The tech news site Engadget has announced that later this year, Walmart will begin selling Kobo readers and Kobo ebooks. This is a great thing for people that don't, for whatever reason, want to buy a Kindle. It sounds as if the want to make the whole system easier to use and better integrated. I'm all for it, I like Kobo ereaders, they are much more customizable than Amazon has been willing to let the Kindles be. And they can get the time from the internet via WiFi, which Amazon refuses to let you do.

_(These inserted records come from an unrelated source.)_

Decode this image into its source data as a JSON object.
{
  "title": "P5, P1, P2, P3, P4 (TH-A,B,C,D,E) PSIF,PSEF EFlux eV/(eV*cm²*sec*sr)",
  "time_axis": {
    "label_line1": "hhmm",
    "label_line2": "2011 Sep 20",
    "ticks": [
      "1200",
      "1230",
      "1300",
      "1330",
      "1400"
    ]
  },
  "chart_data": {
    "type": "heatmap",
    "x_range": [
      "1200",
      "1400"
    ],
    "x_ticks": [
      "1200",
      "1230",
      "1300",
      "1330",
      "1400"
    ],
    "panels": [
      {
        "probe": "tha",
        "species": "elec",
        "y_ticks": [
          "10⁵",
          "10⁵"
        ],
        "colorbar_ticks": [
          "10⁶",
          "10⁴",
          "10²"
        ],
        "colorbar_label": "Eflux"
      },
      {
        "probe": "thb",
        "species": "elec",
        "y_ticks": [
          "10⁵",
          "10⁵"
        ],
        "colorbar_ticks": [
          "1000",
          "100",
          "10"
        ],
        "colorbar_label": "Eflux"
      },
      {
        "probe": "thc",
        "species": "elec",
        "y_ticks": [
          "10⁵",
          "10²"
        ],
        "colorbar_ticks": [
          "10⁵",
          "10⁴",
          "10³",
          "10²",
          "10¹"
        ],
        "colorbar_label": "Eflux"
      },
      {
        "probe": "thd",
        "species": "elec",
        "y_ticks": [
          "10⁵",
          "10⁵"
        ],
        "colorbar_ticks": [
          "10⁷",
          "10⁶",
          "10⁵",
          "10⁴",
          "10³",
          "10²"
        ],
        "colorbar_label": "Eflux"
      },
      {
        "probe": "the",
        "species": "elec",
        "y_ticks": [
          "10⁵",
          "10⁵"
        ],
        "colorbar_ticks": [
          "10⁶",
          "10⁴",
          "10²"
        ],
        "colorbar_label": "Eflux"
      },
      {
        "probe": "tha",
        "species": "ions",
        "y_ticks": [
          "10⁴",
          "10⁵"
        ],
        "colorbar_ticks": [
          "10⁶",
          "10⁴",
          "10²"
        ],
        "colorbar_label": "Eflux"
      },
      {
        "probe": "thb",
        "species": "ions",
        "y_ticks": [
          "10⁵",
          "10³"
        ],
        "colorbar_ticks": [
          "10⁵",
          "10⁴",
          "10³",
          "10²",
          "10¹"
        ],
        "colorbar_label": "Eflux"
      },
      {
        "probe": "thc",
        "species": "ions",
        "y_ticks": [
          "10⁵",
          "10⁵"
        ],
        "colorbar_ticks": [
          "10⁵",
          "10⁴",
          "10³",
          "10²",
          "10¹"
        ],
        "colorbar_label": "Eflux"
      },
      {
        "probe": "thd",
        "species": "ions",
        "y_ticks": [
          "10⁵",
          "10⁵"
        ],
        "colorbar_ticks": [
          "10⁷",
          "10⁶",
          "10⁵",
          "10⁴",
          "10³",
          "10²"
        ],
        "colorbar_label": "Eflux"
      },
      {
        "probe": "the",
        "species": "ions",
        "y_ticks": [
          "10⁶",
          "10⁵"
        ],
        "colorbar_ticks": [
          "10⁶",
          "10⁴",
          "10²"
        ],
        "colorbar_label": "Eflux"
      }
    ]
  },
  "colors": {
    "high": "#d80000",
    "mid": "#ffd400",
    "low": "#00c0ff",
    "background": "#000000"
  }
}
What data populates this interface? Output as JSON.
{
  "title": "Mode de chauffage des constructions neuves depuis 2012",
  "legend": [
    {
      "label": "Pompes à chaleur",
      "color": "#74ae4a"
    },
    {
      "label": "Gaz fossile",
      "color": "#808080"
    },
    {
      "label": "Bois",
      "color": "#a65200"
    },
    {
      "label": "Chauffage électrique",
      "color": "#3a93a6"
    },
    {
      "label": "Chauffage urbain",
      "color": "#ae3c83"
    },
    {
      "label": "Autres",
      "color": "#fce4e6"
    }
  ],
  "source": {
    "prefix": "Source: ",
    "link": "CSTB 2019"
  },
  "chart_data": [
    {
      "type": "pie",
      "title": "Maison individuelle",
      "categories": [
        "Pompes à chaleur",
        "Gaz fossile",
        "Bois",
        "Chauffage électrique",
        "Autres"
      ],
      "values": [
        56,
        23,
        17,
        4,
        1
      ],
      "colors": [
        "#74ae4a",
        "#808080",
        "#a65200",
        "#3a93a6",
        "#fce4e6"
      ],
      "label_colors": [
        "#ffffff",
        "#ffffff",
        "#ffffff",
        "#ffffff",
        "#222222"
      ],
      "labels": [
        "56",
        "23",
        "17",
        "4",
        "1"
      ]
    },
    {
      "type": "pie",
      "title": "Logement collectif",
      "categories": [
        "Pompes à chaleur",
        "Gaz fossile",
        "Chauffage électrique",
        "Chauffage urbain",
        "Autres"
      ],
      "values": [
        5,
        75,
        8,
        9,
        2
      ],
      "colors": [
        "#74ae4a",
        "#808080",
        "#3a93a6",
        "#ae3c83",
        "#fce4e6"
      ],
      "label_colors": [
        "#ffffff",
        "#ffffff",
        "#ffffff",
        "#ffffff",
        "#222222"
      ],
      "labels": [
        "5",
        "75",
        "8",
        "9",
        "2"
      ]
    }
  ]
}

I might even consider upgrading my 5-year old Kobo Glo.


----------



## luvmykindle3 (Dec 5, 2010)

That’s great . I have the limited edition aura one. I love it. It was very easy to add my ebooks from other sources. 

I have kindles and nook ereaders as well. 


Sent from my iPhone using Tapatalk


----------



## backslidr (Nov 23, 2012)

That's really good. I like my aura one much better than all my kindles which are now wasting away in a drawer. I think kobo ereaders are just better all around than kindles are.


----------



## Atunah (Nov 20, 2008)

Competition is good in any case. Since they don't make a Kobo with page turn buttons, I could never get one anyway. The only time I would think about that is if they stop having library books in the kindle format, since they own overdrive. No buttons, no go.  

I don't see anything on kobo devices that is better, or not as good as the kindles. Probably kindles are better for me as they have the features I need and Kobo doesn't. So its all about what one wants and needs. 
Its going to be more about what system one already has. After having a kindle for almost 10 years, there is no way to switch. But for readers brand new to e-readers, its great they can get them at walmart. Many more walmarts around than best buy's, where they have the kindles. Many places only have a walmart. 

Will be interesting to see how it works for them.


----------